Where to Get APIs Without Money

The first practical task was mundane but critical: find a toolkit with decent free limits. The developer conducted research and settled on three main options:

  • Groq — for LLama with record-breaking inference speed
  • Google AI Studio — for Gemma and Gemini with decent free tiers
  • Simple HTTP requests for integration between components

At the initial stage, the code turned out to be relatively simple: model selection by user command, request redirection to the needed API, insertion of the response into the general chat context. Logic was minimal; the complexity lay in managing state and context for each model simultaneously.

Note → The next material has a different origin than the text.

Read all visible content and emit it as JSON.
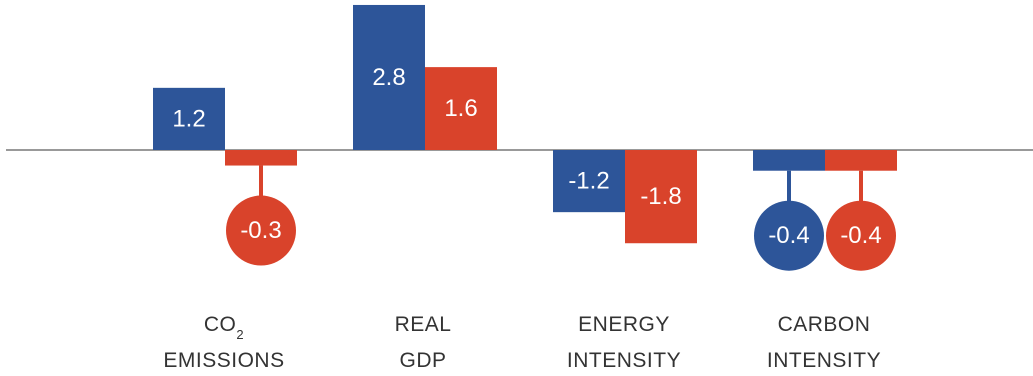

When a Model Forgets Who It Is

Soon, an amusing but persistent problem emerged: when switching between models, one of them refused to give up its turn and simply pretended to be the other, completely losing its identity. The developer resolved most of the problem through a well-crafted system prompt that explicitly "reminds" each model who it should be in this dialogue. However, they could not fully eliminate the glitch. Models sometimes still get confused about their roles, especially in long multi-turn dialogues. According to the developer's observations, this is a fundamental limitation of LLMs themselves: they generate text well and copy style, but often lose contextual identity during attention switches.

What This Means

The case demonstrates that a multi-model interface can be assembled even with free APIs if you put effort into architecture and prompting. Full reliability in managing context and identity is not yet achievable, but for experimentation, prototyping, and learning, this is more than sufficient.